Isolating Geometry in Weak-Lensing Measurements

Given a foreground galaxy-density field or shear field, its cross-correlation with the shear field from a background population of source galaxies scales with the source redshift in a way that is specific to lensing. Such a source scaling can be exploited to effectively measure geometrical distances as a function of redshift and thereby constrain dark energy properties, free of any assumptions about the galaxy-mass/mass power spectrum (its shape, amplitude, or growth).
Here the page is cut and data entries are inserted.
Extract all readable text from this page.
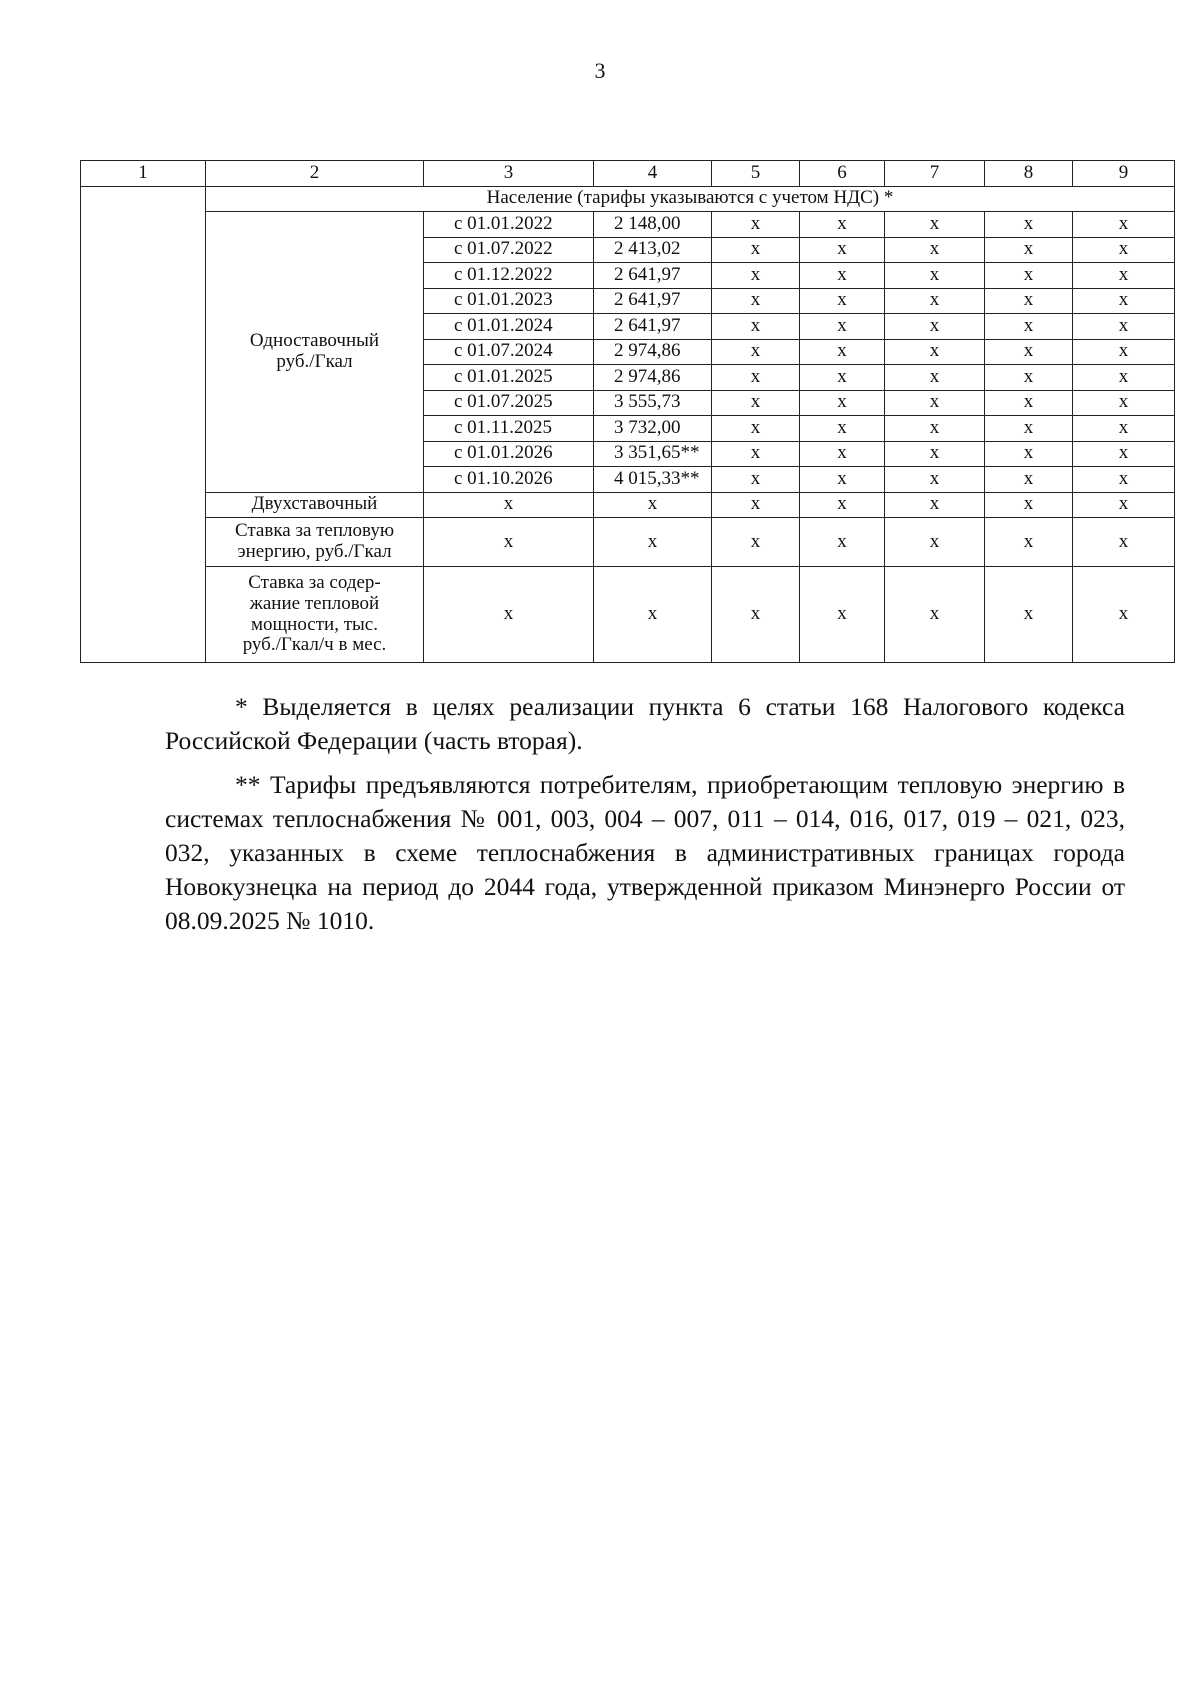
3
1	2	3	4	5	6	7	8	9
	Население (тарифы указываются с учетом НДС) *							

	Одноставочный
руб./Гкал	с 01.01.2022	2 148,00	х	х	х	х	х
		с 01.07.2022	2 413,02	х	х	х	х	х
		с 01.12.2022	2 641,97	х	х	х	х	х
		с 01.01.2023	2 641,97	х	х	х	х	х
		с 01.01.2024	2 641,97	х	х	х	х	х
		с 01.07.2024	2 974,86	х	х	х	х	х
		с 01.01.2025	2 974,86	х	х	х	х	х
		с 01.07.2025	3 555,73	х	х	х	х	х
		с 01.11.2025	3 732,00	х	х	х	х	х
		с 01.01.2026	3 351,65**	х	х	х	х	х
		с 01.10.2026	4 015,33**	х	х	х	х	х

	Двухставочный	х	х	х	х	х	х	х

	Ставка за тепловую
энергию, руб./Гкал	х	х	х	х	х	х	х

	Ставка за содер-
жание тепловой
мощности, тыс.
руб./Гкал/ч в мес.	х	х	х	х	х	х	х

* Выделяется в целях реализации пункта 6 статьи 168 Налогового кодекса Российской Федерации (часть вторая).

** Тарифы предъявляются потребителям, приобретающим тепловую энергию в системах теплоснабжения № 001, 003, 004 – 007, 011 – 014, 016, 017, 019 – 021, 023, 032, указанных в схеме теплоснабжения в административных границах города Новокузнецка на период до 2044 года, утвержденной приказом Минэнерго России от 08.09.2025 № 1010.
Such a geometrical method can yield a ~(0.03-0.07)f measurement on the dark energy abundance and equation of state for a photometric redshift accuracy of Δz ~ 0.01-0.05 and a survey with a median redshift of ~1. While these constraints are weaker than conventional weak-lensing methods, they provide an important consistency check, because the geometrical method carries less theoretical baggage: there is no need to assume any structure formation model (e.g., CDM). The geometrical method is at the most conservative end of a whole spectrum of methods that obtain smaller error bars by making more restrictive assumptions—we discuss some examples. Our geometrical approach differs from previous investigations along similar lines in three respects. First, the source scaling we propose to use is less demanding on the photometric redshift accuracy. Second, the scaling works for both galaxy-shear and shear-shear correlations. Third, we find that previous studies underestimate the statistical errors associated with similar geometrical methods, the origin of which is discussed.